The freeholder appealed, and the Upper Tribunal dismissed its appeal. The freeholder appealed further.

The decision

The Court of Appeal dismissed the freeholder’s appeal. In particular, the Court needed to consider whether the agreement was for a term longer than 12 months. The use of the word ‘will’ created the possibility that the agreement could continue beyond 12 months, without giving an indication as to how long it could continue for.

The Court then considered whether the agreement committed the parties to a term of 12 months or longer as argued by the freeholder, or whether the minimum possible term was more than 12 months as argued by the occupier. It found that, with a minimum commitment of over 12 months, the agreement was a qualifying long term agreement for the purposes of the Act.

Advice and action for landlords

This case is a useful reminder for landlords. In particular, landlords must observe their consultation obligations under the Landlord and Tenant Act 1985 where any agreement with a term of over 12 months is proposed.

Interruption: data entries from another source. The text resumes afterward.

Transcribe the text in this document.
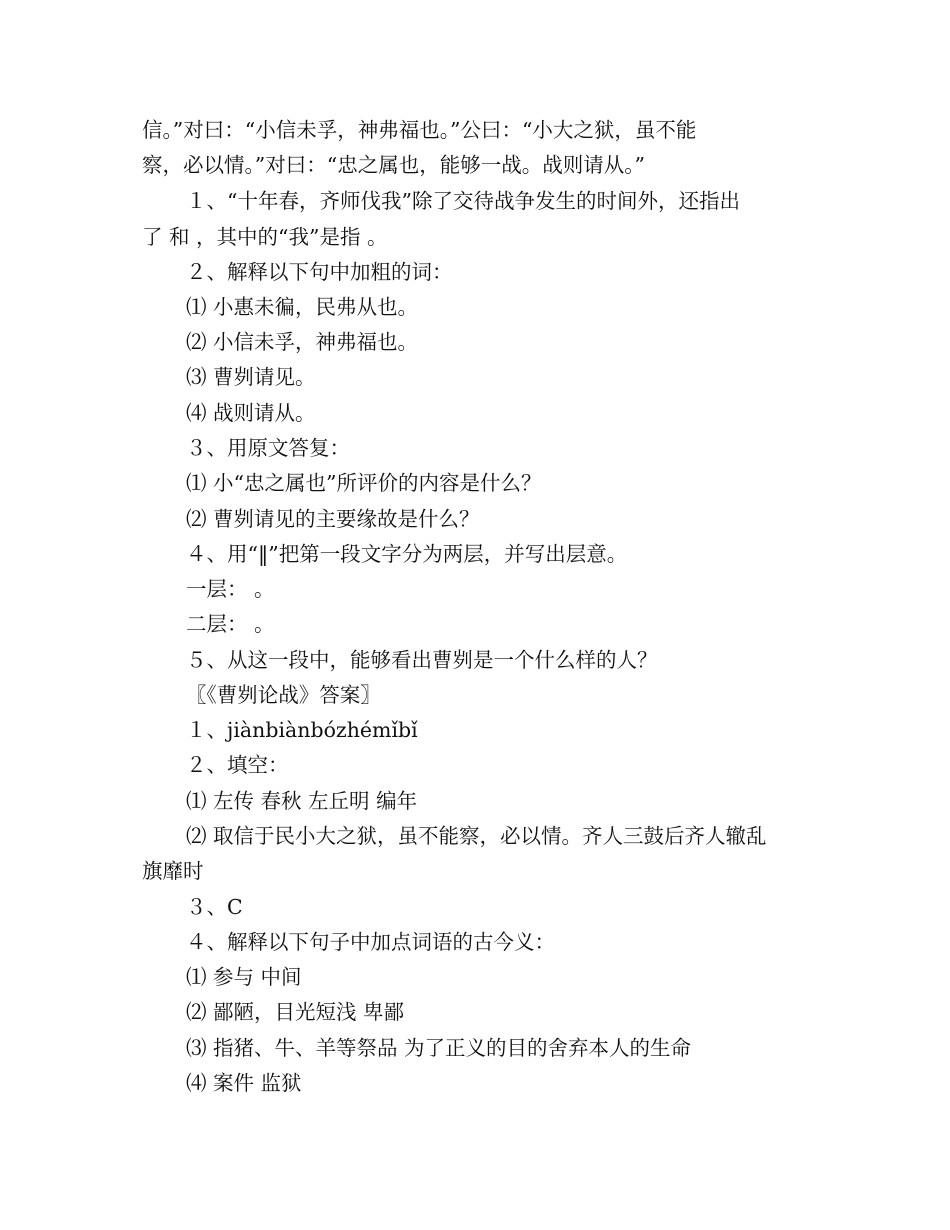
信。”对曰：“小信未孚，神弗福也。”公曰：“小大之狱，虽不能
察，必以情。”对曰：“忠之属也，能够一战。战则请从。”
１、“十年春，齐师伐我”除了交待战争发生的时间外，还指出
了 和 ，其中的“我”是指 。
２、解释以下句中加粗的词：
⑴ 小惠未徧，民弗从也。
⑵ 小信未孚，神弗福也。
⑶ 曹刿请见。
⑷ 战则请从。
３、用原文答复：
⑴ 小“忠之属也”所评价的内容是什么？
⑵ 曹刿请见的主要缘故是什么？
４、用“‖”把第一段文字分为两层，并写出层意。
一层： 。
二层： 。
５、从这一段中，能够看出曹刿是一个什么样的人？
〖《曹刿论战》答案〗
１、jiànbiànbózhémǐbǐ
２、填空：
⑴ 左传 春秋 左丘明 编年
⑵ 取信于民小大之狱，虽不能察，必以情。齐人三鼓后齐人辙乱
旗靡时
３、C
４、解释以下句子中加点词语的古今义：
⑴ 参与 中间
⑵ 鄙陋，目光短浅 卑鄙
⑶ 指猪、牛、羊等祭品 为了正义的目的舍弃本人的生命
⑷ 案件 监狱
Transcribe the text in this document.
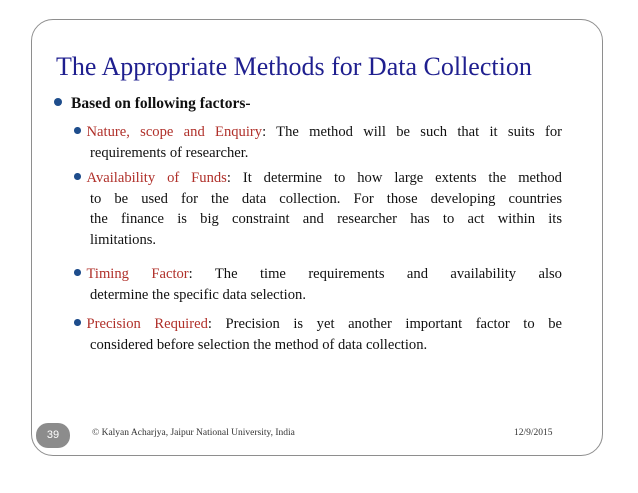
The Appropriate Methods for Data Collection
Based on following factors-
Nature, scope and Enquiry: The method will be such that it suits for
requirements of researcher.
Availability of Funds: It determine to how large extents the method
to be used for the data collection. For those developing countries
the finance is big constraint and researcher has to act within its
limitations.
Timing Factor: The time requirements and availability also
determine the specific data selection.
Precision Required: Precision is yet another important factor to be
considered before selection the method of data collection.
39	© Kalyan Acharjya, Jaipur National University, India	12/9/2015
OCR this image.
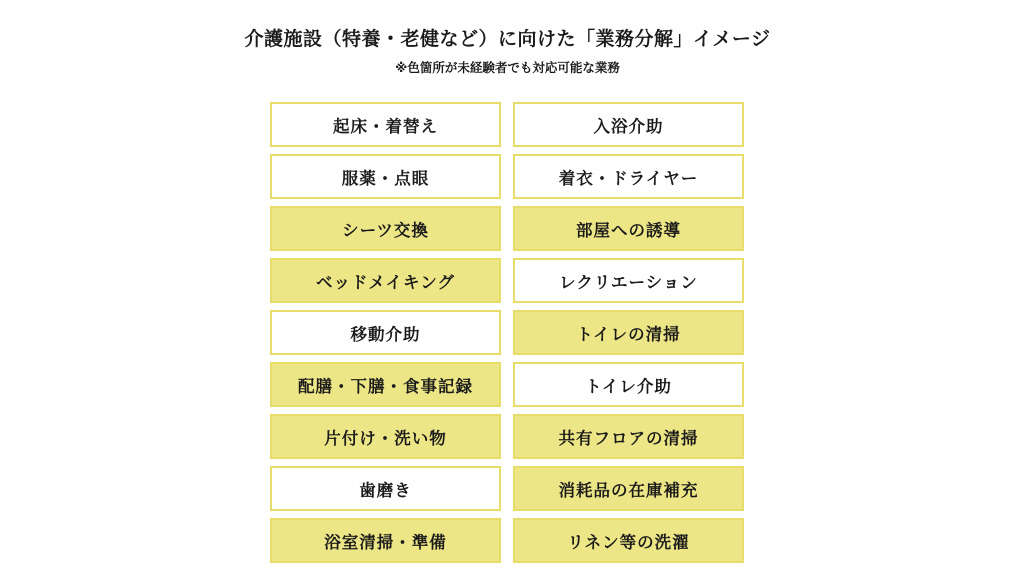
介護施設（特養・老健など）に向けた「業務分解」イメージ
※色箇所が未経験者でも対応可能な業務
起床・着替え	入浴介助
服薬・点眼	着衣・ドライヤー
シーツ交換	部屋への誘導
ベッドメイキング	レクリエーション
移動介助	トイレの清掃
配膳・下膳・食事記録	トイレ介助
片付け・洗い物	共有フロアの清掃
歯磨き	消耗品の在庫補充
浴室清掃・準備	リネン等の洗濯
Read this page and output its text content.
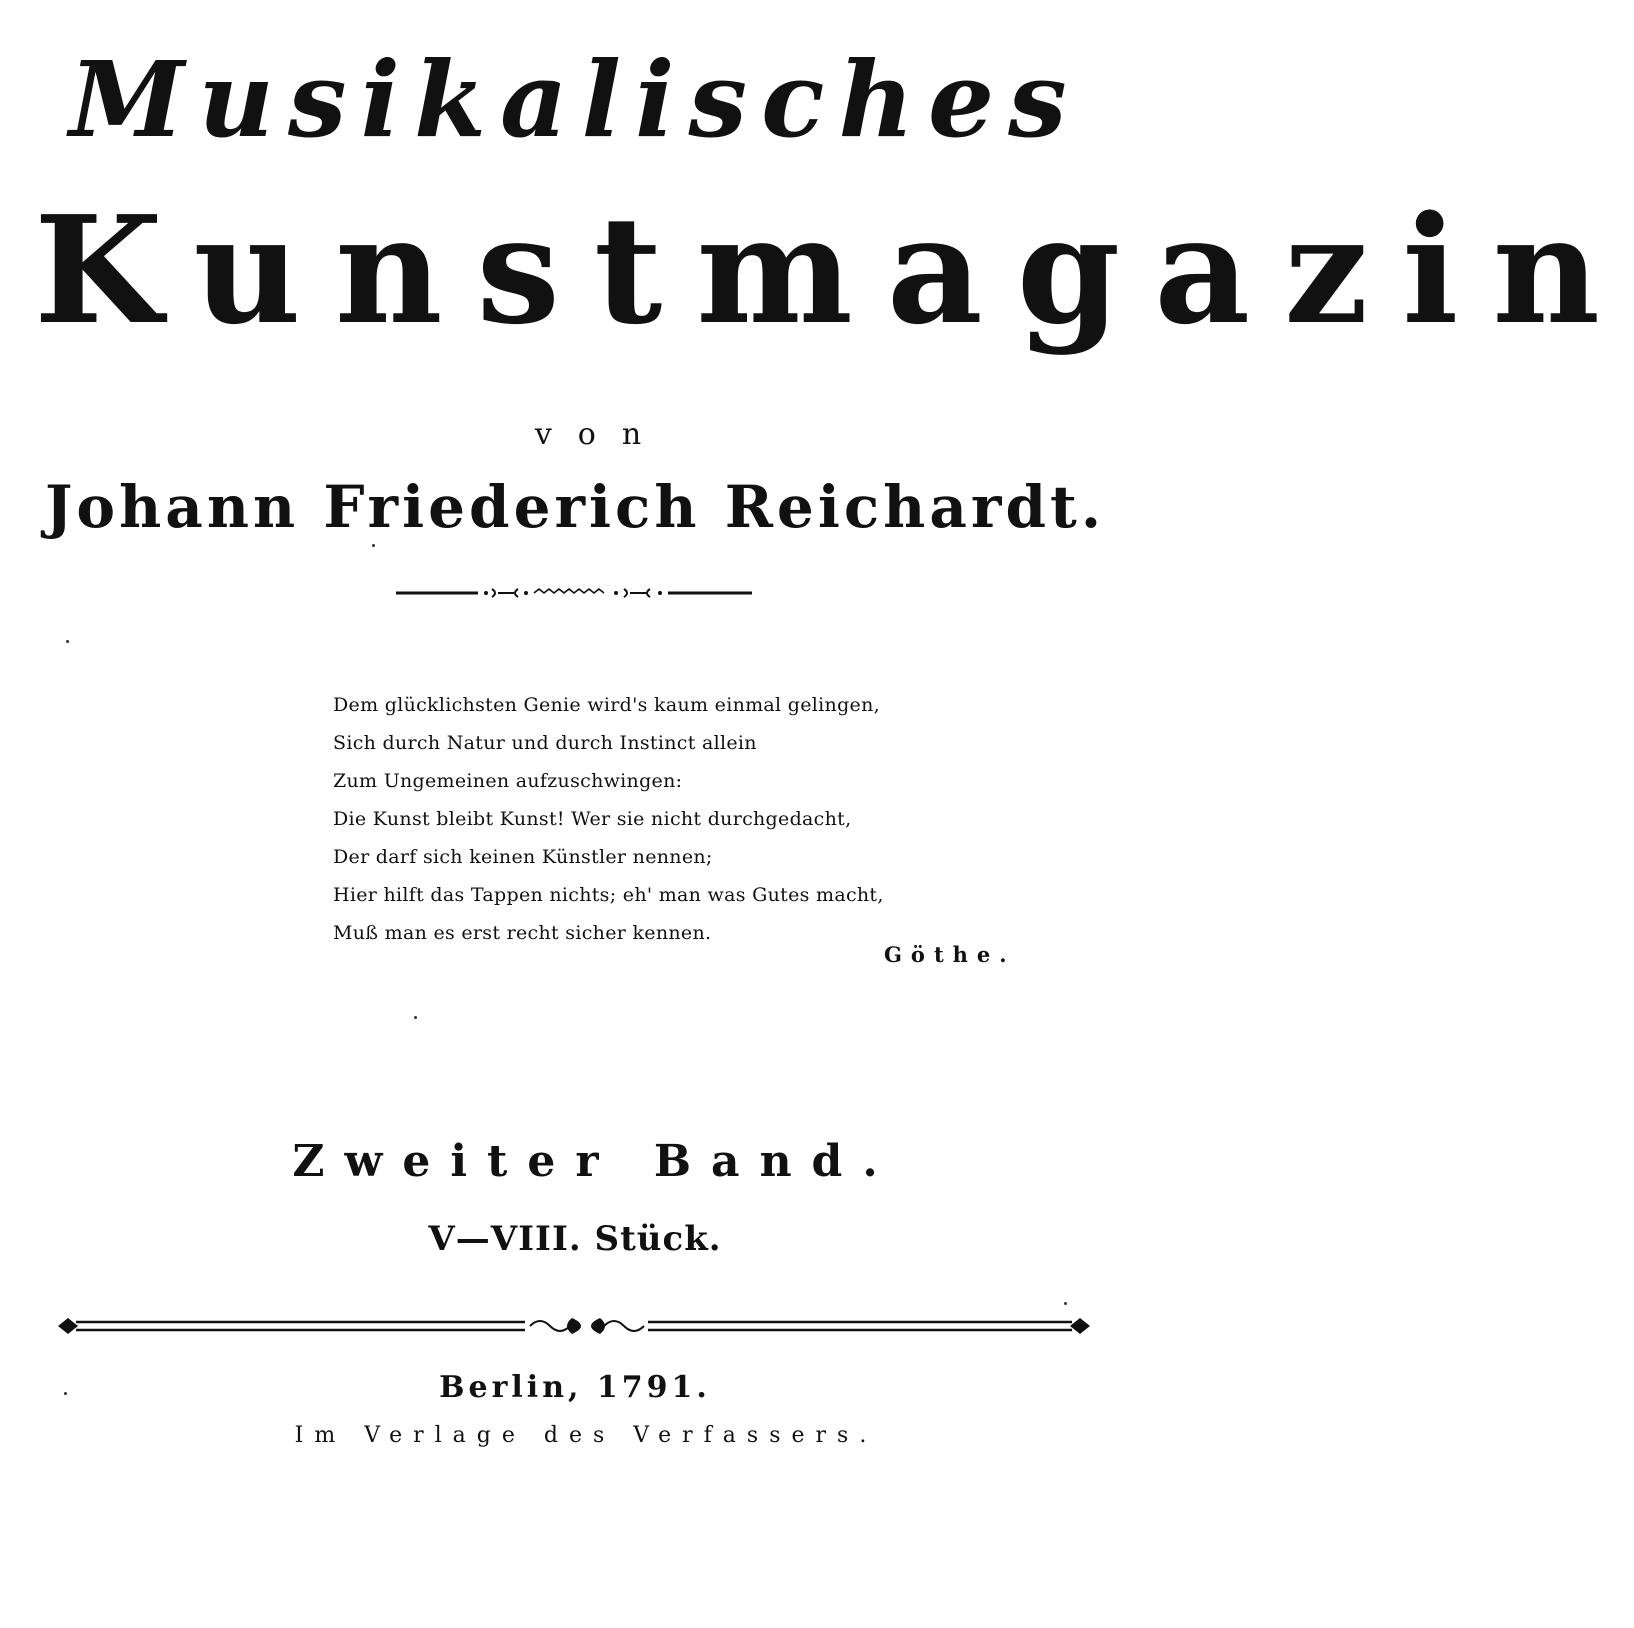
Musikalisches
Kunstmagazin
von
Johann Friederich Reichardt.
Dem glücklichsten Genie wird's kaum einmal gelingen,
Sich durch Natur und durch Instinct allein
Zum Ungemeinen aufzuschwingen:
Die Kunst bleibt Kunst! Wer sie nicht durchgedacht,
Der darf sich keinen Künstler nennen;
Hier hilft das Tappen nichts; eh' man was Gutes macht,
Muß man es erst recht sicher kennen.
Göthe.
Zweiter Band.
V—VIII. Stück.
Berlin, 1791.
Im Verlage des Verfassers.
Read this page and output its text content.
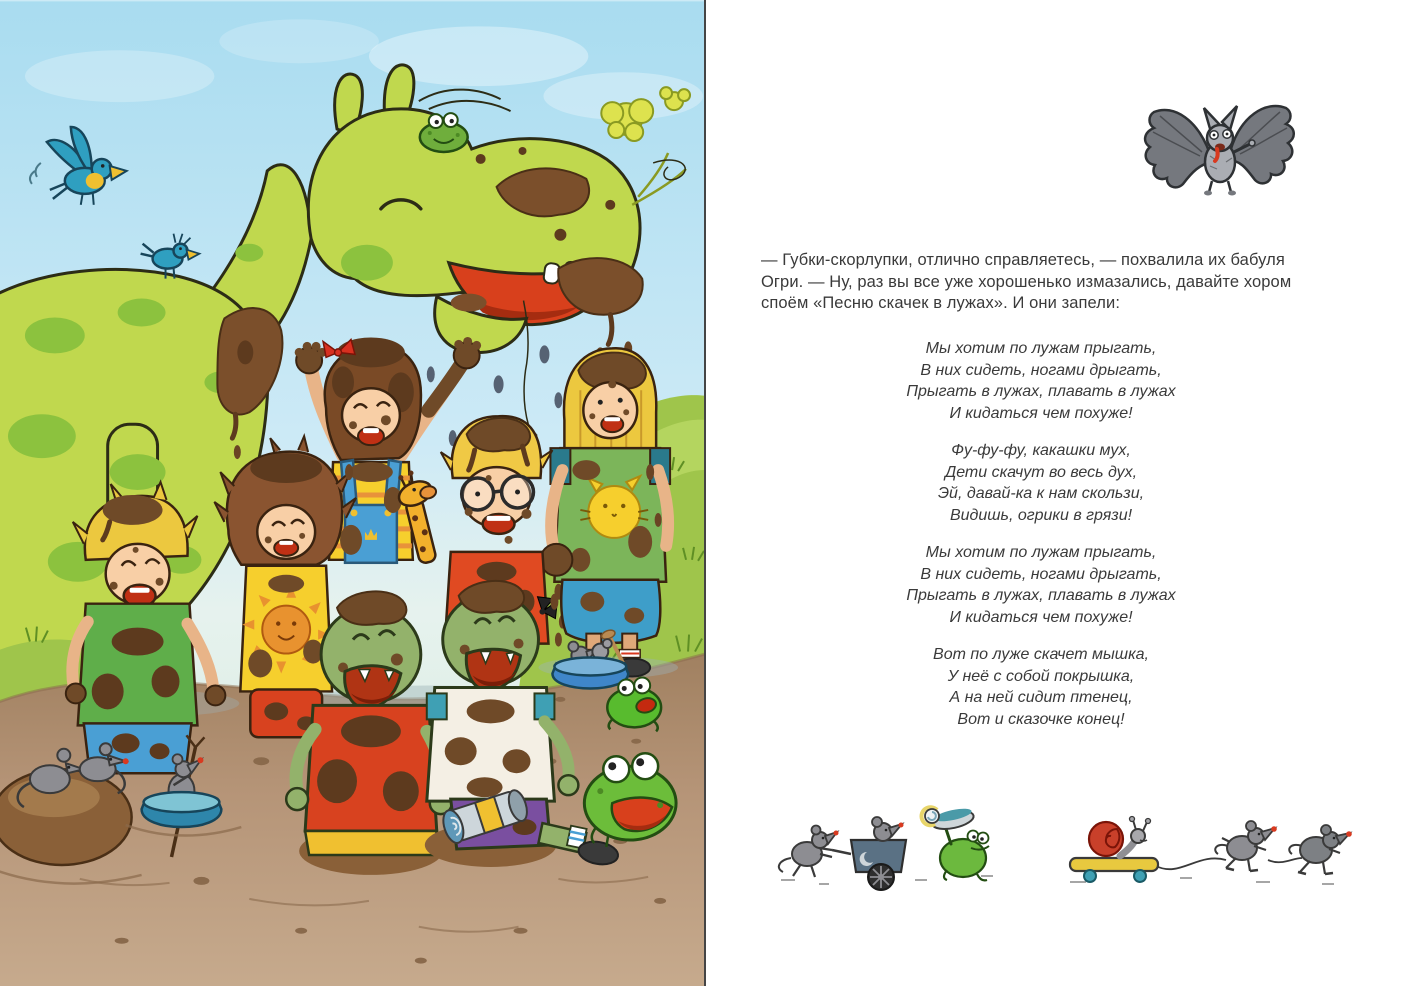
— Губки-скорлупки, отлично справляетесь, — похвалила их бабуля
Огри. — Ну, раз вы все уже хорошенько измазались, давайте хором
споём «Песню скачек в лужах». И они запели:
Мы хотим по лужам прыгать,
В них сидеть, ногами дрыгать,
Прыгать в лужах, плавать в лужах
И кидаться чем похуже!
Фу-фу-фу, какашки мух,
Дети скачут во весь дух,
Эй, давай-ка к нам скользи,
Видишь, огрики в грязи!
Мы хотим по лужам прыгать,
В них сидеть, ногами дрыгать,
Прыгать в лужах, плавать в лужах
И кидаться чем похуже!
Вот по луже скачет мышка,
У неё с собой покрышка,
А на ней сидит птенец,
Вот и сказочке конец!
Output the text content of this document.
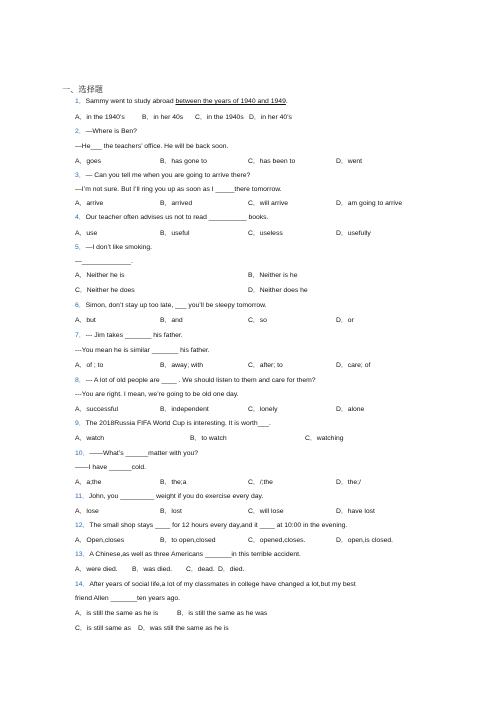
一、选择题
1．Sammy went to study abroad between the years of 1940 and 1949.
A．in the 1940’s	B．in her 40s C．in the 1940s D．in her 40’s
2．—Where is Ben?
—He___ the teachers’ office. He will be back soon.
A．goes	B．has gone to	C．has been to	D．went
3．— Can you tell me when you are going to arrive there?
—I’m not sure. But I’ll ring you up as soon as I _____there tomorrow.
A．arrive	B．arrived	C．will arrive	D．am going to arrive
4．Our teacher often advises us not to read __________ books.
A．use	B．useful	C．useless	D．usefully
5．—I don’t like smoking.
—_____________.
A．Neither he is	B．Neither is he
C．Neither he does	D．Neither does he
6．Simon, don’t stay up too late, ___ you’ll be sleepy tomorrow.
A．but	B．and	C．so	D．or
7．--- Jim takes _______ his father.
---You mean he is similar _______ his father.
A．of ; to	B．away; with	C．after; to	D．care; of
8．--- A lot of old people are ____ . We should listen to them and care for them?
---You are right. I mean, we’re going to be old one day.
A．successful	B．independent	C．lonely	D．alone
9．The 2018Russia FIFA World Cup is interesting. It is worth___.
A．watch	B．to watch	C．watching
10．——What’s ______matter with you?
——I have ______cold.
A．a;the	B．the;a	C．/;the	D．the;/
11．John, you _________ weight if you do exercise every day.
A．lose	B．lost	C．will lose	D．have lost
12．The small shop stays ____ for 12 hours every day,and it ____ at 10:00 in the evening.
A．Open,closes	B．to open,closed	C．opened,closes.	D．open,is closed.
13．A Chinese,as well as three Americans _______in this terrible accident.
A．were died. B．was died. C．dead. D．died.
14．After years of social life,a lot of my classmates in college have changed a lot,but my best
friend Allen _______ten years ago.
A．is still the same as he is	B．is still the same as he was
C．is still same as D．was still the same as he is
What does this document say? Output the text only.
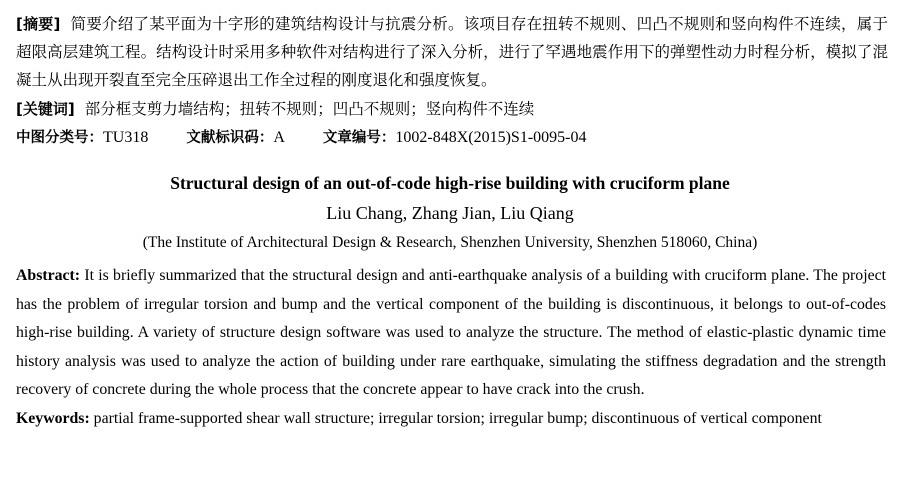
[摘要] 简要介绍了某平面为十字形的建筑结构设计与抗震分析。该项目存在扭转不规则、凹凸不规则和竖向构件不连续，属于超限高层建筑工程。结构设计时采用多种软件对结构进行了深入分析，进行了罕遇地震作用下的弹塑性动力时程分析，模拟了混凝土从出现开裂直至完全压碎退出工作全过程的刚度退化和强度恢复。

[关键词] 部分框支剪力墙结构；扭转不规则；凹凸不规则；竖向构件不连续

中图分类号：TU318	文献标识码：A	文章编号：1002-848X(2015)S1-0095-04

Structural design of an out-of-code high-rise building with cruciform plane
Liu Chang, Zhang Jian, Liu Qiang
(The Institute of Architectural Design & Research, Shenzhen University, Shenzhen 518060, China)

Abstract: It is briefly summarized that the structural design and anti-earthquake analysis of a building with cruciform plane. The project has the problem of irregular torsion and bump and the vertical component of the building is discontinuous, it belongs to out-of-codes high-rise building. A variety of structure design software was used to analyze the structure. The method of elastic-plastic dynamic time history analysis was used to analyze the action of building under rare earthquake, simulating the stiffness degradation and the strength recovery of concrete during the whole process that the concrete appear to have crack into the crush.

Keywords: partial frame-supported shear wall structure; irregular torsion; irregular bump; discontinuous of vertical component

Where a term may be ambiguous, as in this case, it is recommended that landlords ensure clarity in drafting and obtain legal advice in good time should consultation be required.

Referencing Arnold v Britton, the Court here paid regard to the strict interpretation of the agreement’s written terms and applied the landmark case’s principles that, regardless of commercial effect, terms of the document’s drafting prevail.

The use of the word ‘will’ created the possibility that the agreement could continue beyond 12 months, and the Court of Appeal therefore dismissed the freeholder’s appeal.